NCGA says USDA trade aid not enough, calls for RFS, E15 support

By Erin Voegele | August 29, 2018

On Aug. 27, the USDA released details on the $12 billion in aid it previously announced would be provided to assist farmers who have been impacted by retaliatory tariffs on U.S. agricultural goods. In response, the National Corn Growers Association called on the Trump Administration to rescind tariffs, secure trade agreements, and allow for higher blends of ethanol. The NCGA said these actions would allow for the marketplace to drive demand.

Information released by the USDA indicates its Farm Service Agency will administer the Market Facilitation Program to provide payments to corn, cotton, dairy, hog, sorghum, soybean and wheat producers starting Sept. 4. Also under the plan, the USDA’s Agricultural Marketing Service will administer a Food Purchase and Distribution Program to purchase up to $1.2 billion in commodities targeted by retaliation. These commodities will be distributed through nutrition assistance programs. In addition, the Foreign Agricultural Service’s Agricultural Trade Promotion Program will make $200 million available to develop foreign markets for U.S. agricultural products.

For the Market Facilitation Program, USDA said interested producers can apply after harvest is 100 percent complete and they can report their total 2018 production. For corn, the initial payment rate has been set at 1 cent per bushel, with an estimated initial payment of $96 million. Market Facilitation Program payments are capped per person or legal entity at a combined $125,000 for corn, cotton, sorghum, soybeans and wheat.

In a statement, the NCGA said the plans unveiled by USDA “would be insufficient to even begin to address the serious damage done to the corn market as a result of the Administration’s actions.”

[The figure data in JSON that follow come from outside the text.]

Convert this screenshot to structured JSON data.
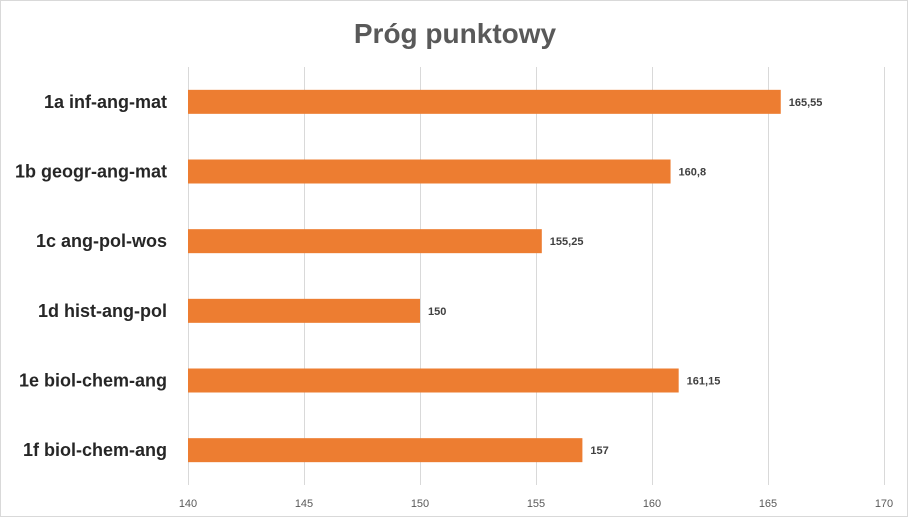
{
  "chart_data": {
    "type": "bar",
    "orientation": "horizontal",
    "title": "Próg punktowy",
    "categories": [
      "1a inf-ang-mat",
      "1b geogr-ang-mat",
      "1c ang-pol-wos",
      "1d hist-ang-pol",
      "1e biol-chem-ang",
      "1f biol-chem-ang"
    ],
    "values": [
      165.55,
      160.8,
      155.25,
      150,
      161.15,
      157
    ],
    "data_labels": [
      "165,55",
      "160,8",
      "155,25",
      "150",
      "161,15",
      "157"
    ],
    "xlim": [
      140,
      170
    ],
    "xticks": [
      140,
      145,
      150,
      155,
      160,
      165,
      170
    ],
    "xtick_labels": [
      "140",
      "145",
      "150",
      "155",
      "160",
      "165",
      "170"
    ],
    "xlabel": "",
    "ylabel": "",
    "grid": true,
    "legend": "none",
    "bar_color": "#ED7D31"
  }
}
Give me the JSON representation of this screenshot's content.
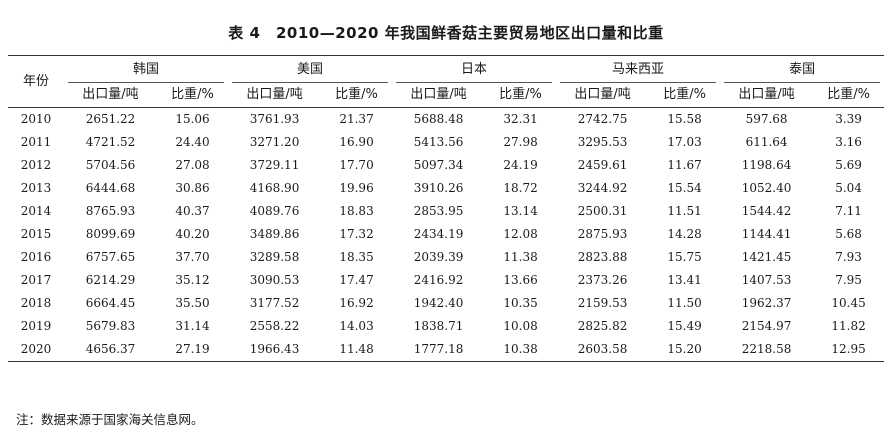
{
  "title": "表 4　2010—2020 年我国鲜香菇主要贸易地区出口量和比重",
  "year_header": "年份",
  "countries": [
    "韩国",
    "美国",
    "日本",
    "马来西亚",
    "泰国"
  ],
  "sub_headers": {
    "volume": "出口量/吨",
    "share": "比重/%"
  },
  "rows": [
    {
      "year": "2010",
      "cells": [
        "2651.22",
        "15.06",
        "3761.93",
        "21.37",
        "5688.48",
        "32.31",
        "2742.75",
        "15.58",
        "597.68",
        "3.39"
      ]
    },
    {
      "year": "2011",
      "cells": [
        "4721.52",
        "24.40",
        "3271.20",
        "16.90",
        "5413.56",
        "27.98",
        "3295.53",
        "17.03",
        "611.64",
        "3.16"
      ]
    },
    {
      "year": "2012",
      "cells": [
        "5704.56",
        "27.08",
        "3729.11",
        "17.70",
        "5097.34",
        "24.19",
        "2459.61",
        "11.67",
        "1198.64",
        "5.69"
      ]
    },
    {
      "year": "2013",
      "cells": [
        "6444.68",
        "30.86",
        "4168.90",
        "19.96",
        "3910.26",
        "18.72",
        "3244.92",
        "15.54",
        "1052.40",
        "5.04"
      ]
    },
    {
      "year": "2014",
      "cells": [
        "8765.93",
        "40.37",
        "4089.76",
        "18.83",
        "2853.95",
        "13.14",
        "2500.31",
        "11.51",
        "1544.42",
        "7.11"
      ]
    },
    {
      "year": "2015",
      "cells": [
        "8099.69",
        "40.20",
        "3489.86",
        "17.32",
        "2434.19",
        "12.08",
        "2875.93",
        "14.28",
        "1144.41",
        "5.68"
      ]
    },
    {
      "year": "2016",
      "cells": [
        "6757.65",
        "37.70",
        "3289.58",
        "18.35",
        "2039.39",
        "11.38",
        "2823.88",
        "15.75",
        "1421.45",
        "7.93"
      ]
    },
    {
      "year": "2017",
      "cells": [
        "6214.29",
        "35.12",
        "3090.53",
        "17.47",
        "2416.92",
        "13.66",
        "2373.26",
        "13.41",
        "1407.53",
        "7.95"
      ]
    },
    {
      "year": "2018",
      "cells": [
        "6664.45",
        "35.50",
        "3177.52",
        "16.92",
        "1942.40",
        "10.35",
        "2159.53",
        "11.50",
        "1962.37",
        "10.45"
      ]
    },
    {
      "year": "2019",
      "cells": [
        "5679.83",
        "31.14",
        "2558.22",
        "14.03",
        "1838.71",
        "10.08",
        "2825.82",
        "15.49",
        "2154.97",
        "11.82"
      ]
    },
    {
      "year": "2020",
      "cells": [
        "4656.37",
        "27.19",
        "1966.43",
        "11.48",
        "1777.18",
        "10.38",
        "2603.58",
        "15.20",
        "2218.58",
        "12.95"
      ]
    }
  ],
  "note": "注：数据来源于国家海关信息网。"
}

“NCGA members had a spirited debate on the prospect of trade aid during last month’s Corn Congress meeting,” said NCGA President and North Dakota farmer Kevin Skunes. “While most members prefer trade over aid, they support relief if it helps some farmers provide assurances to their local bankers and get through another planting season. Unfortunately, this plan provides virtually no relief to corn farmers.”

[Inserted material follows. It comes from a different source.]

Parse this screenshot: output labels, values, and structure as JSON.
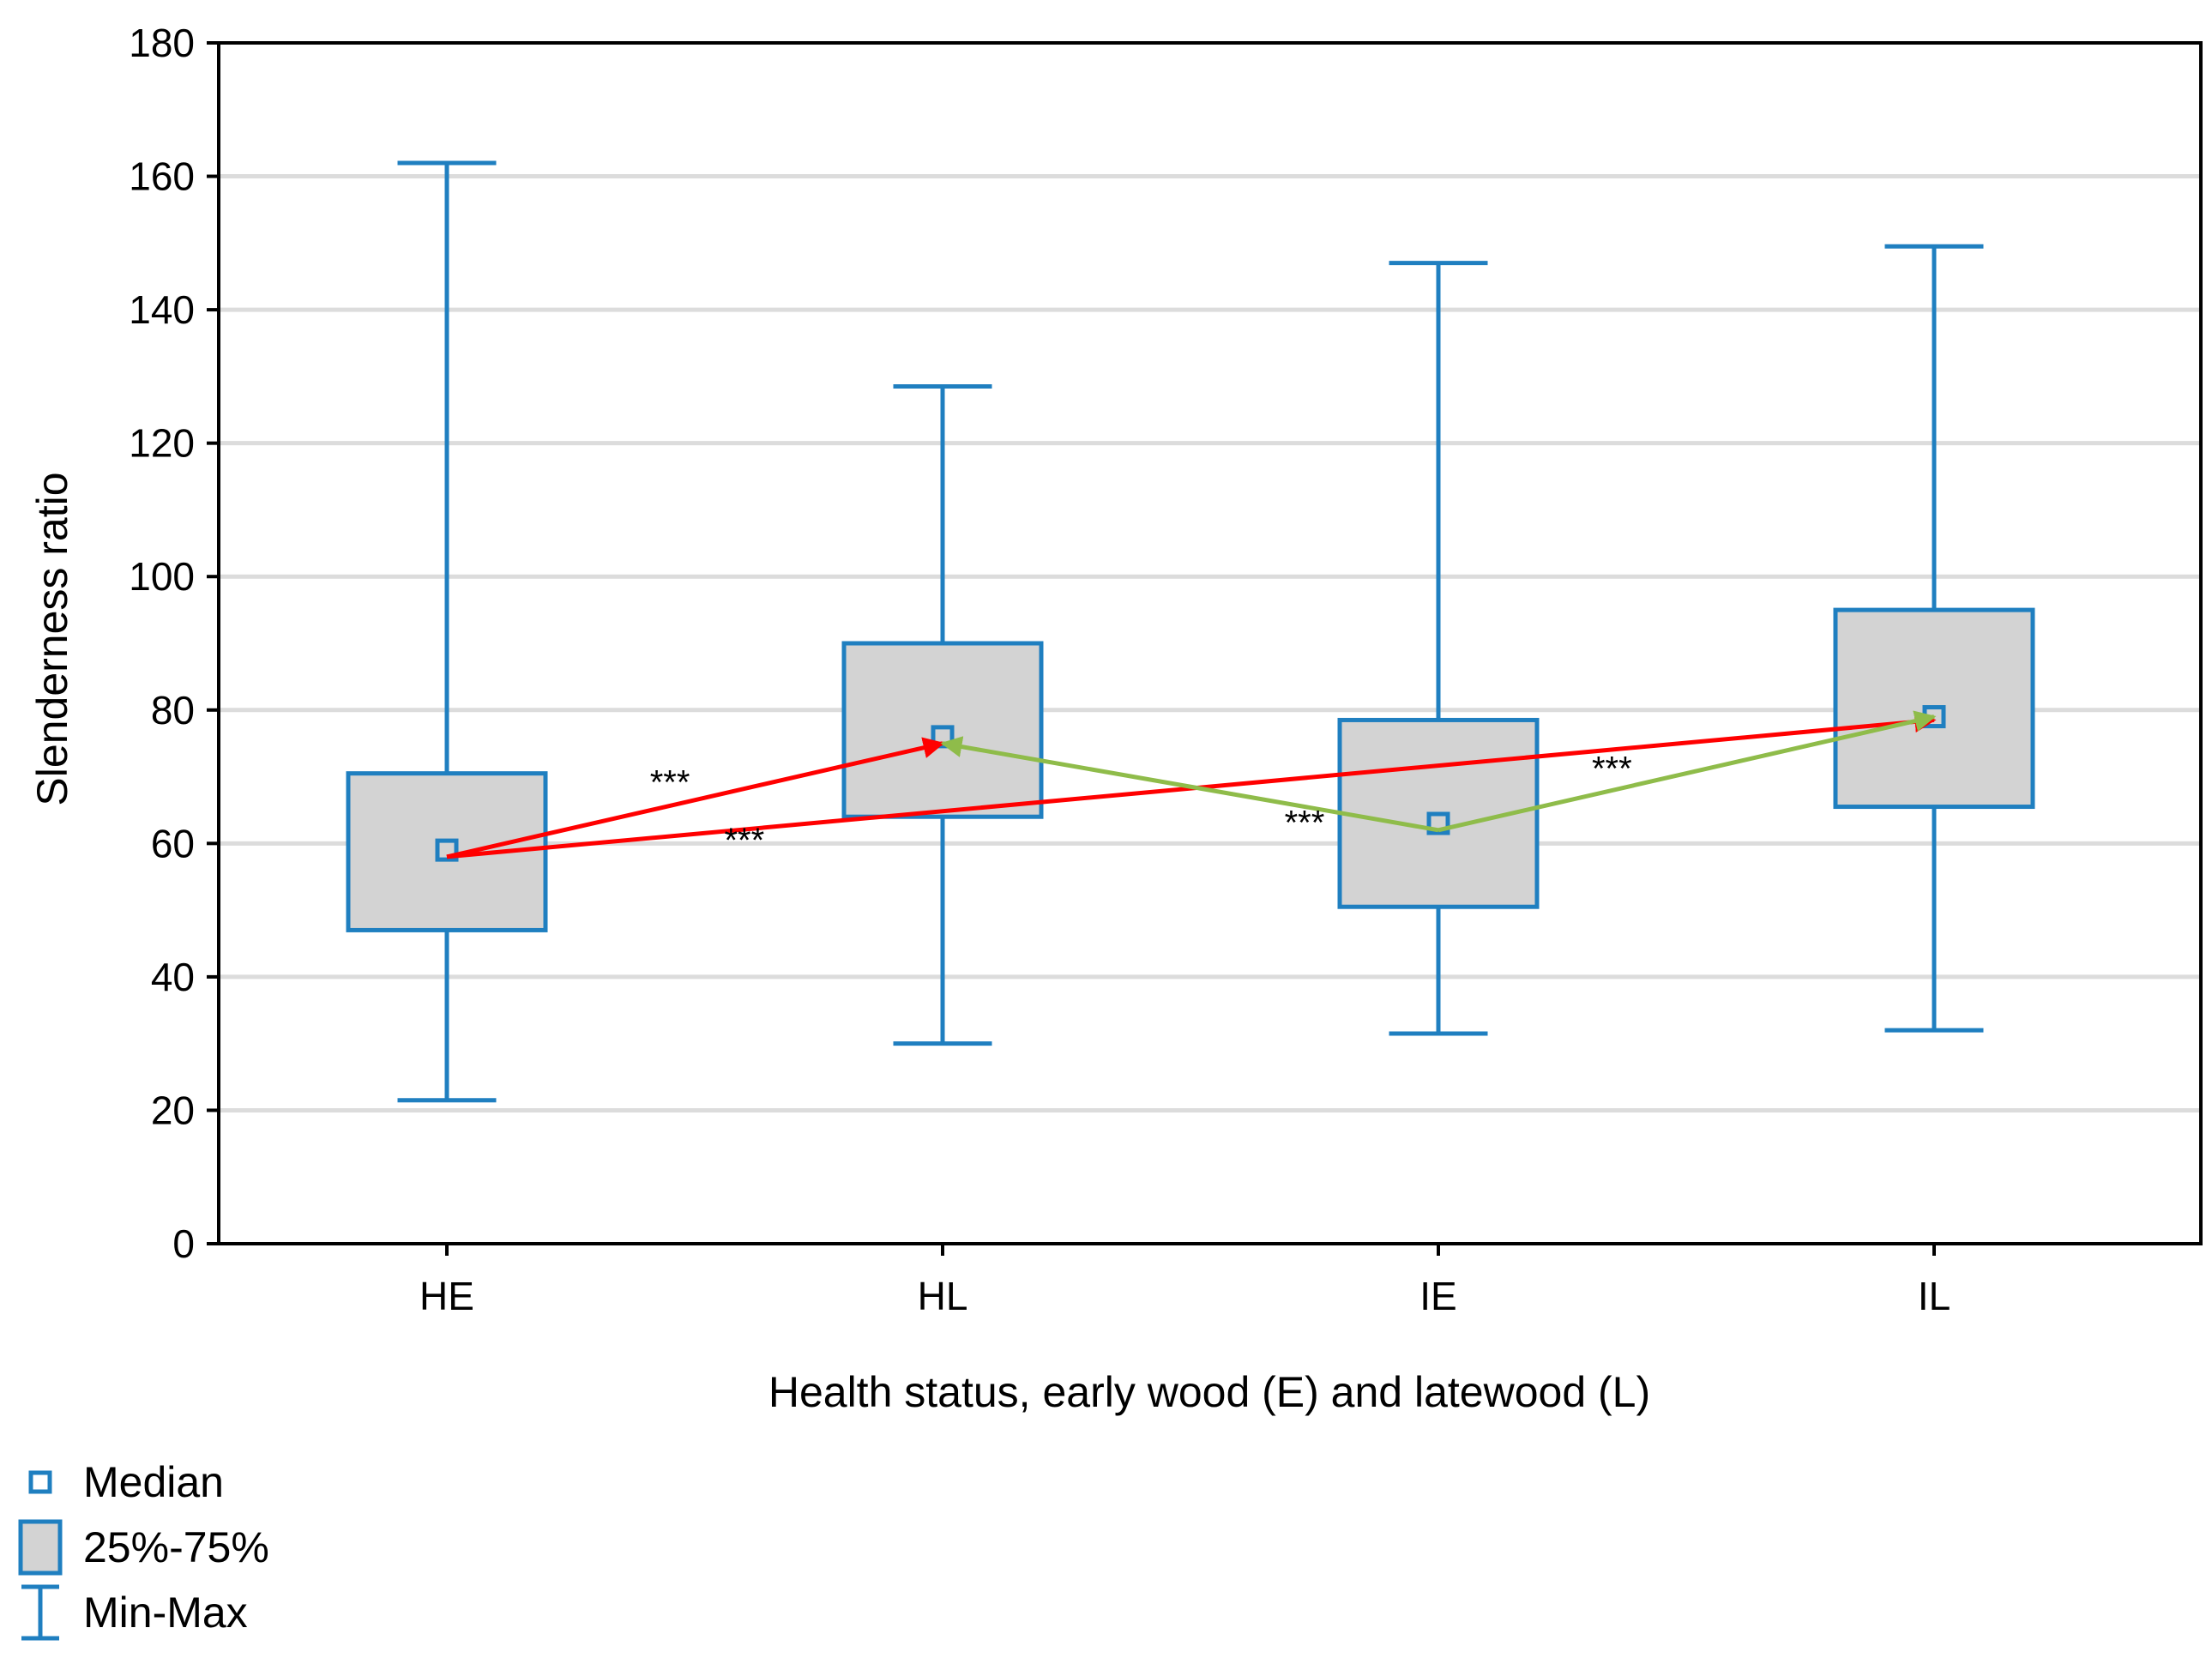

While the USDA’s plan sets the payment rate for corn at just 1 cent per bushel, an NCGA-commissioned analysis shows trade disputes are estimated to have lowered corn prices by 44 cents per bushel for crop produced in 2018. The NCGA said this amounts to $6.3 billion in lost value on the 81.8 million acres of corn projected to be harvested in 2018.

“NCGA has understood from the beginning that this aid package would neither make farmers whole nor offset long-term erosion of export markets,” Skunes said. “But, even with lowered expectations, it is disappointing that this plan does not consider the extent of the damage done to corn farmers,” Skunes said. “Once again, we are calling on the Administration to settle trade disputes and support a strong Renewable Fuel Standard. These no-cost, immediate actions would deliver a real win for rural America.”

Additional information on the Market Facilitation Program is available on the USDA website.